The drought in Kenya threatens everything and has disrupted many lives. Ali Youssef Omar, 16, was displaced by the drought and lives in a refugee camp. His family used to have 200 goats, but now they only have three. Ali and his family tried to save their goats by feeding them cardboard boxes. They have no other food. The family lives on porridge.

Despite the problems, Ali is studying. He and his family believe it is the only way he will ever get a job and be able to provide for them all. He studies by torchlight but still gets good marks. He likes science and maths best, and thinks they are the subjects which will get him a good job. But paying his school fees is hard. In the past, the profits from the livestock paid his fees, but now it is a struggle.

The United Nations estimates that around 12 million people have been affected by the drought, the worst in decades.

Italy: Lessons from the floods

Last October the Italian coast of Liguria was flooded. Entire cities were destroyed and the landscape was changed forever. Now, children at a middle school in La Spezia are doing an experimental science course to help them understand the damage to their region and the causes of the flooding.

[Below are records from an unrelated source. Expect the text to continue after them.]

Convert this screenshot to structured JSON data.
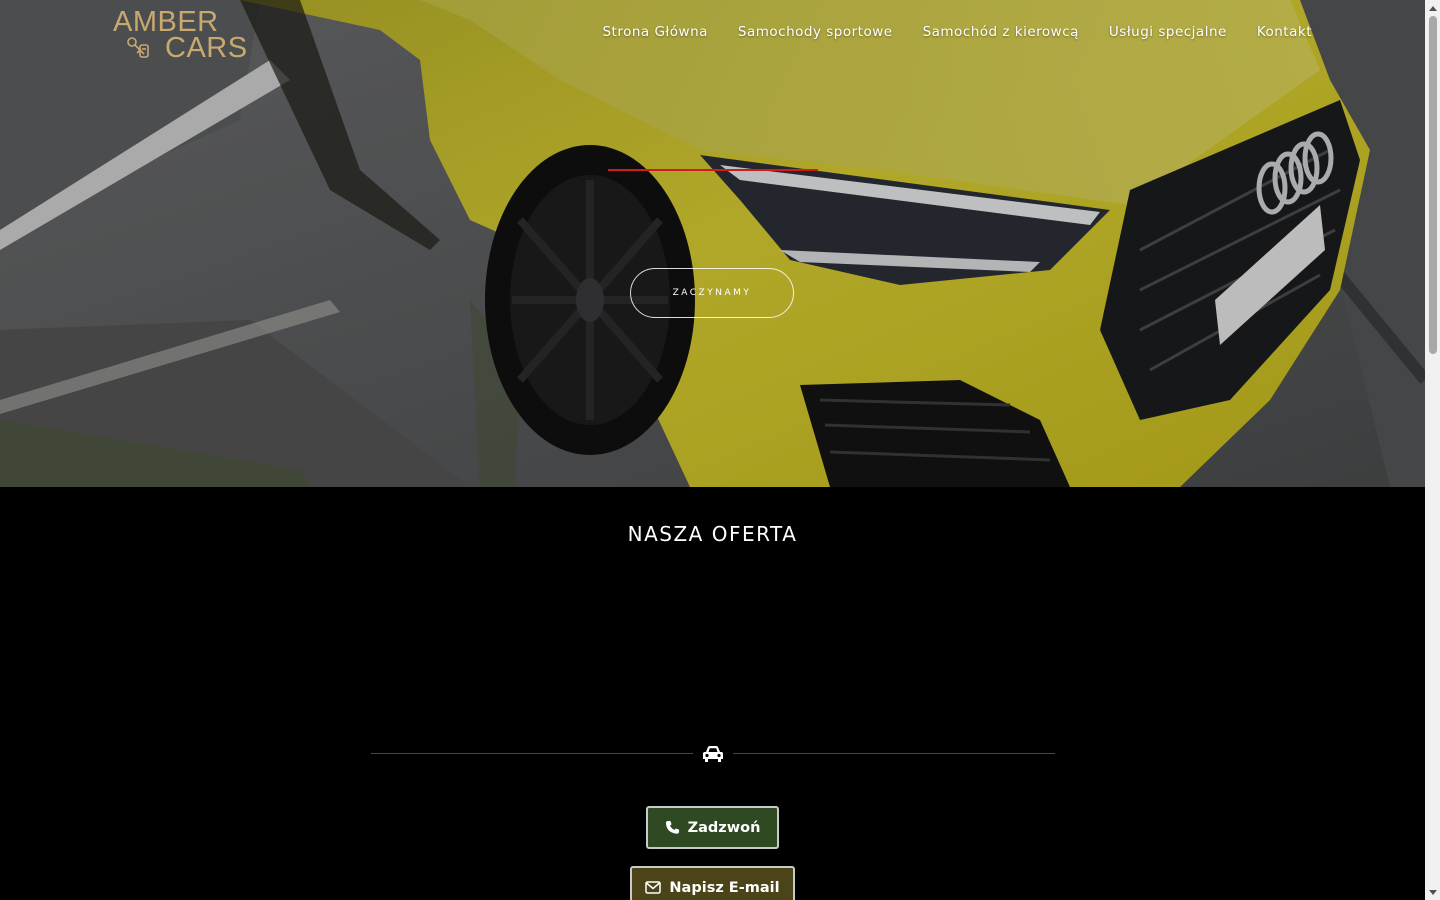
{
  "brand": {
    "line1": "AMBER",
    "line2": "CARS"
  },
  "nav": {
    "items": [
      {
        "label": "Strona Główna"
      },
      {
        "label": "Samochody sportowe"
      },
      {
        "label": "Samochód z kierowcą"
      },
      {
        "label": "Usługi specjalne"
      },
      {
        "label": "Kontakt"
      }
    ]
  },
  "hero": {
    "cta_label": "ZACZYNAMY"
  },
  "offer": {
    "title": "NASZA OFERTA"
  },
  "contact": {
    "call_label": "Zadzwoń",
    "mail_label": "Napisz E-mail"
  },
  "colors": {
    "accent_red": "#d11a1a",
    "logo_gold": "#c8a96e",
    "call_button_bg": "#2f4a22",
    "mail_button_bg": "#4a4418",
    "car_yellow": "#d9cc2a"
  },
  "icons": {
    "divider": "car-icon",
    "call": "phone-icon",
    "mail": "envelope-icon",
    "logo": "car-keys-icon"
  }
}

They know all too well what the catastrophe meant in human terms. One of their teachers died in the flooding. The reckless overbuilding on the coast and the lack of forest maintenance to reduce landslides, were among the causes of the hydrogeological damage to the region.

Their teacher has shown these children a controversial construction site in an area hit by floods. It is liable to be flooded again but developers still want to build a huge shopping centre on the land. Big money is at stake and the plans for this shopping centre have been temporarily suspended, but not definitively abandoned. It seems there are still lessons to be learned.